Blake is prolific and adept. It looks as though he draws very fast, although this could be an illusion. His shapes are coherent. He is good at creating a general feeling of movement coupled with an overall sense of fun. When capturing a human face, a single dot may suffice for an eye and a sort of carrot for a nose. A mere curved line (up at both ends for happiness) is often enough for a mouth. When drawing birds, the two dots of a bird’s eyes may be pupils in the middle of largish saucers. Birds depicted thus wear a look of permanent surprise.
Such cartoonist’s shorthand devices help to establish a recognisable style. With his swiftly flowing line, human fingers may sometimes come out banana-shaped and the wrong size and Blake’s efforts are deliberately less searching than nonhumorous studies should be from the point of view of accurate observation. Nevertheless, his illustrative drawings are consistent, self-contained and stylish. His style may be an instance of Paul Klee’s dictum: ‘Sometimes the hand is wiser than the eye.’
Quentin Blake has long been in demand as an illustrator.

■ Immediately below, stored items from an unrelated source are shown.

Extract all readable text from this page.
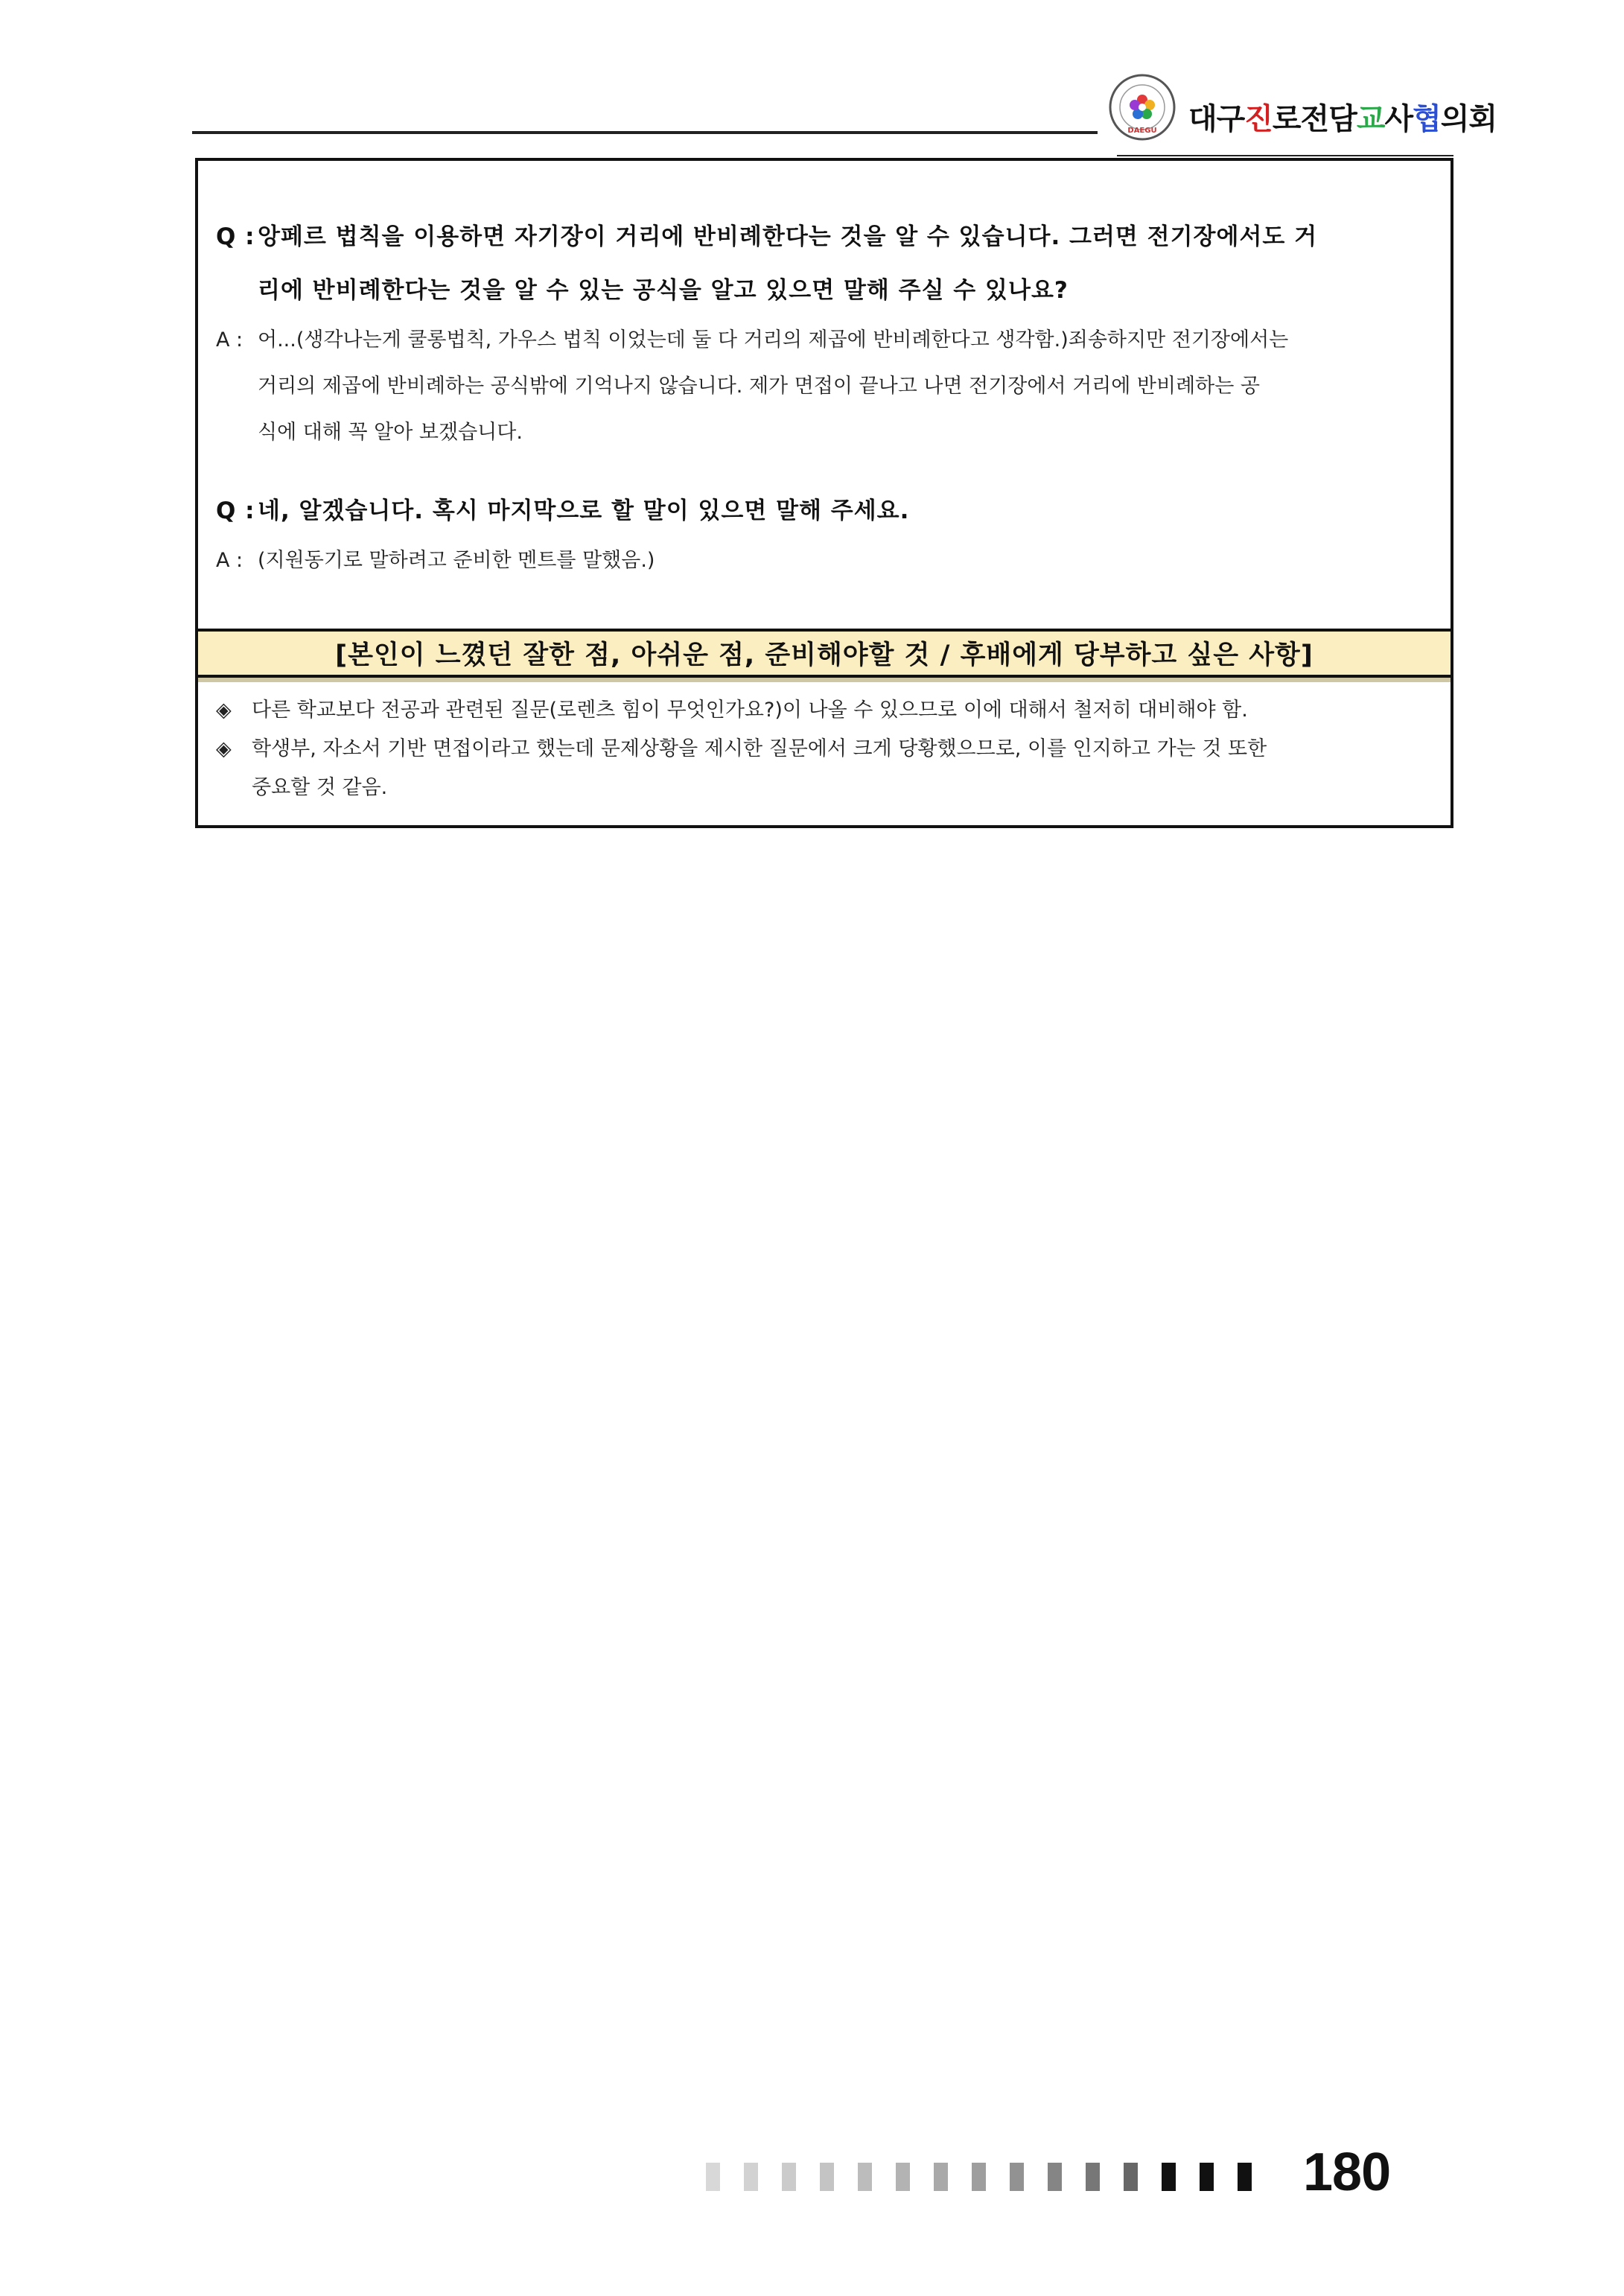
DAEGU 대구진로전담교사협의회
Q : 앙페르 법칙을 이용하면 자기장이 거리에 반비례한다는 것을 알 수 있습니다. 그러면 전기장에서도 거
리에 반비례한다는 것을 알 수 있는 공식을 알고 있으면 말해 주실 수 있나요?
A : 어...(생각나는게 쿨롱법칙, 가우스 법칙 이었는데 둘 다 거리의 제곱에 반비례한다고 생각함.)죄송하지만 전기장에서는
거리의 제곱에 반비례하는 공식밖에 기억나지 않습니다. 제가 면접이 끝나고 나면 전기장에서 거리에 반비례하는 공
식에 대해 꼭 알아 보겠습니다.
Q : 네, 알겠습니다. 혹시 마지막으로 할 말이 있으면 말해 주세요.
A : (지원동기로 말하려고 준비한 멘트를 말했음.)
[본인이 느꼈던 잘한 점, 아쉬운 점, 준비해야할 것 / 후배에게 당부하고 싶은 사항]
◈ 다른 학교보다 전공과 관련된 질문(로렌츠 힘이 무엇인가요?)이 나올 수 있으므로 이에 대해서 철저히 대비해야 함.
◈ 학생부, 자소서 기반 면접이라고 했는데 문제상황을 제시한 질문에서 크게 당황했으므로, 이를 인지하고 가는 것 또한
중요할 것 같음.
180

His illustrations for two Christmas-related books by John Julius Norwich are shown here, for example, but in particular he is sought after as a children’s book illustrator. Children, as well as the adults who tend to buy the books, like his images. In the late 1970s, Roald Dahl’s The Enormous Crocodile, alias L’Enorme crocodile, was published simultaneously in both English and French. Before long, some brush drawings of frogs became Dix grenouilles and the French publishers Gallimard Jeunesse established a firm relationship with Blake, who had first visited France in 1951, aged 21. There is a ‘Cross Channel’ section in the show, which includes a self-portrait of the illustrator as a young (or is it a middle-aged?) frog. After ‘Cross Channel’ comes ‘Artists and Angels’, ‘Children and Dogs’ and ‘A Christmas Garland’.

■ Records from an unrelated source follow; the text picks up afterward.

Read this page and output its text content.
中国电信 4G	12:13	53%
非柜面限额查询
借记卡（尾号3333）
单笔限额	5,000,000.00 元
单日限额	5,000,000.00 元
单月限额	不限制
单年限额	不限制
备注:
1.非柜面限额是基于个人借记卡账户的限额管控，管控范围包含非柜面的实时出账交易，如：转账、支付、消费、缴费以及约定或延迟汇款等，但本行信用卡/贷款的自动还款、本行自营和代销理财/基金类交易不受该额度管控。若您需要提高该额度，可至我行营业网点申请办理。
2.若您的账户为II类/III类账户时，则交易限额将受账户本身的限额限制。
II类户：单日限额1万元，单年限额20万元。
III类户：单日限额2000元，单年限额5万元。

This exhibition is part of a popular Dulwich Picture Gallery series. It began with the illustrator who helped to immortalise a small and immensely lucrative toy bear, not to mention a piglet and a bouncing tiger cub. After E.H. Shepherd came Arthur Rackham and Heath Robinson. Beatrix Potter, for example, is to come. A problem with extracting illustrations from their natural habitat — the pages of a book, magazine or newspaper — and putting them on a wall is that they may look a little lost. Quentin Blake, however, is rather good at non-linear brush paintings of the human figure, which can give a wall a bit of punch. Elsewhere, some colourful blow-ups have the same effect. He uses watercolour washes very simply and sparingly, with a light touch. Blake is also a generous-minded campaigner for various good causes, including the plight of underprivileged children. He does everything he can to encourage the neglected art of drawing at a time when cameras and computers are increasingly in the ascendant. There is nothing photographic about a Quentin Blake.

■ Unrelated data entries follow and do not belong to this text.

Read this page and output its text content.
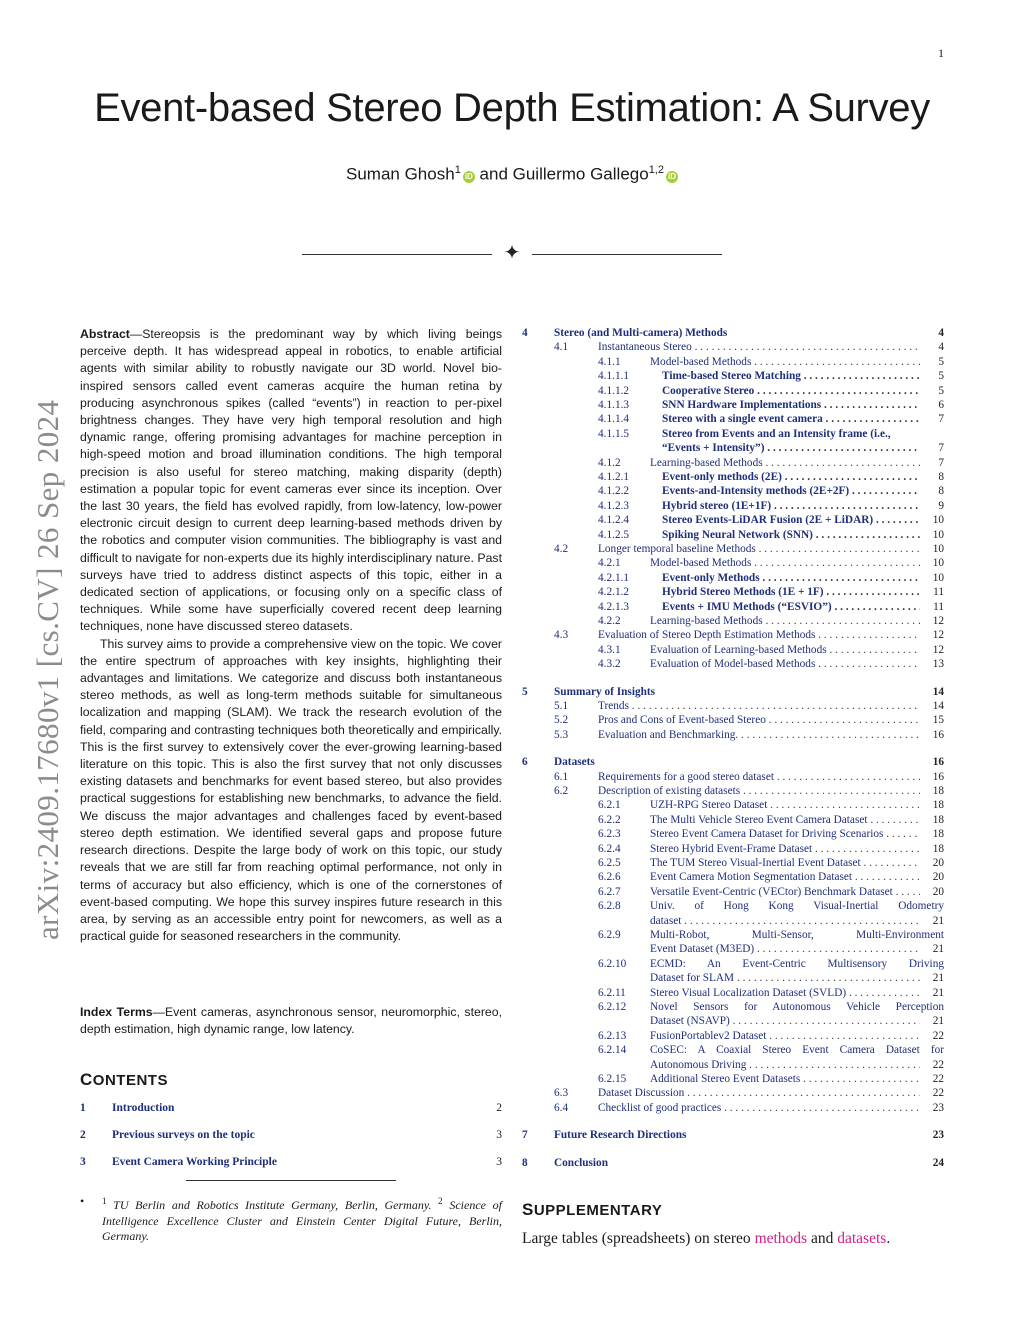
1
Event-based Stereo Depth Estimation: A Survey
Suman Ghosh$^1$iD and Guillermo Gallego$^{1,2}$iD
✦
arXiv:2409.17680v1 [cs.CV] 26 Sep 2024

Abstract—Stereopsis is the predominant way by which living beings perceive depth. It has widespread appeal in robotics, to enable artificial agents with similar ability to robustly navigate our 3D world. Novel bio-inspired sensors called event cameras acquire the human retina by producing asynchronous spikes (called “events”) in reaction to per-pixel brightness changes. They have very high temporal resolution and high dynamic range, offering promising advantages for machine perception in high-speed motion and broad illumination conditions. The high temporal precision is also useful for stereo matching, making disparity (depth) estimation a popular topic for event cameras ever since its inception. Over the last 30 years, the field has evolved rapidly, from low-latency, low-power electronic circuit design to current deep learning-based methods driven by the robotics and computer vision communities. The bibliography is vast and difficult to navigate for non-experts due its highly interdisciplinary nature. Past surveys have tried to address distinct aspects of this topic, either in a dedicated section of applications, or focusing only on a specific class of techniques. While some have superficially covered recent deep learning techniques, none have discussed stereo datasets.

This survey aims to provide a comprehensive view on the topic. We cover the entire spectrum of approaches with key insights, highlighting their advantages and limitations. We categorize and discuss both instantaneous stereo methods, as well as long-term methods suitable for simultaneous localization and mapping (SLAM). We track the research evolution of the field, comparing and contrasting techniques both theoretically and empirically. This is the first survey to extensively cover the ever-growing learning-based literature on this topic. This is also the first survey that not only discusses existing datasets and benchmarks for event based stereo, but also provides practical suggestions for establishing new benchmarks, to advance the field. We discuss the major advantages and challenges faced by event-based stereo depth estimation. We identified several gaps and propose future research directions. Despite the large body of work on this topic, our study reveals that we are still far from reaching optimal performance, not only in terms of accuracy but also efficiency, which is one of the cornerstones of event-based computing. We hope this survey inspires future research in this area, by serving as an accessible entry point for newcomers, as well as a practical guide for seasoned researchers in the community.

Index Terms—Event cameras, asynchronous sensor, neuromorphic, stereo, depth estimation, high dynamic range, low latency.
CONTENTS
1 Introduction	2
2 Previous surveys on the topic	3
3 Event Camera Working Principle	3
• $^1$ TU Berlin and Robotics Institute Germany, Berlin, Germany. $^2$ Science of Intelligence Excellence Cluster and Einstein Center Digital Future, Berlin, Germany.
4 Stereo (and Multi-camera) Methods	4
4.1	Instantaneous Stereo . . .	4
4.1.1	Model-based Methods . . .	5
4.1.1.1	Time-based Stereo Matching . . .	5
4.1.1.2	Cooperative Stereo . . .	5
4.1.1.3	SNN Hardware Implementations . . .	6
4.1.1.4	Stereo with a single event camera . . .	7
4.1.1.5	Stereo from Events and an Intensity frame (i.e.,
“Events + Intensity”) . . .	7
4.1.2	Learning-based Methods . . .	7
4.1.2.1	Event-only methods (2E) . . .	8
4.1.2.2	Events-and-Intensity methods (2E+2F) . . .	8
4.1.2.3	Hybrid stereo (1E+1F) . . .	9
4.1.2.4	Stereo Events-LiDAR Fusion (2E + LiDAR) . . .	10
4.1.2.5	Spiking Neural Network (SNN) . . .	10
4.2	Longer temporal baseline Methods . . .	10
4.2.1	Model-based Methods . . .	10
4.2.1.1	Event-only Methods . . .	10
4.2.1.2	Hybrid Stereo Methods (1E + 1F) . . .	11
4.2.1.3	Events + IMU Methods (“ESVIO”) . . .	11
4.2.2	Learning-based Methods . . .	12
4.3	Evaluation of Stereo Depth Estimation Methods . . .	12
4.3.1	Evaluation of Learning-based Methods . . .	12
4.3.2	Evaluation of Model-based Methods . . .	13
5 Summary of Insights	14
5.1	Trends . . .	14
5.2	Pros and Cons of Event-based Stereo . . .	15
5.3	Evaluation and Benchmarking. . . .	16
6 Datasets	16
6.1	Requirements for a good stereo dataset . . .	16
6.2	Description of existing datasets . . .	18
6.2.1	UZH-RPG Stereo Dataset . . .	18
6.2.2	The Multi Vehicle Stereo Event Camera Dataset . . .	18
6.2.3	Stereo Event Camera Dataset for Driving Scenarios . . .	18
6.2.4	Stereo Hybrid Event-Frame Dataset . . .	18
6.2.5	The TUM Stereo Visual-Inertial Event Dataset . . .	20
6.2.6	Event Camera Motion Segmentation Dataset . . .	20
6.2.7	Versatile Event-Centric (VECtor) Benchmark Dataset . . .	20
6.2.8	Univ. of Hong Kong Visual-Inertial Odometry
dataset . . .	21
6.2.9	Multi-Robot, Multi-Sensor, Multi-Environment
Event Dataset (M3ED) . . .	21
6.2.10 ECMD: An Event-Centric Multisensory Driving
Dataset for SLAM . . .	21
6.2.11 Stereo Visual Localization Dataset (SVLD) . . .	21
6.2.12 Novel Sensors for Autonomous Vehicle Perception
Dataset (NSAVP) . . .	21
6.2.13 FusionPortablev2 Dataset . . .	22
6.2.14 CoSEC: A Coaxial Stereo Event Camera Dataset for
Autonomous Driving . . .	22
6.2.15 Additional Stereo Event Datasets . . .	22
6.3	Dataset Discussion . . .	22
6.4	Checklist of good practices . . .	23
7 Future Research Directions	23
8 Conclusion	24
SUPPLEMENTARY
Large tables (spreadsheets) on stereo methods and datasets.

A picture gallery should offer contrasts. Before reaching the Quentin Blake show at the Dulwich Picture Gallery you can be quickly transported to the 17th century, if you wish. You can gaze across the centuries into the youthful eyes, and thence almost into the trembling soul, of a fellow European in Rembrandt’s magically alive ‘Portrait of a Young Man’, for instance. Perhaps Rembrandt’s dark tonalities, rendered in oil, mirror the darkness of that troubled and violent period. Two seconds later, you can glimpse Quentin Blake’s light-hearted watercolour illustrations, a welcome escape, perhaps, from our own troubled times.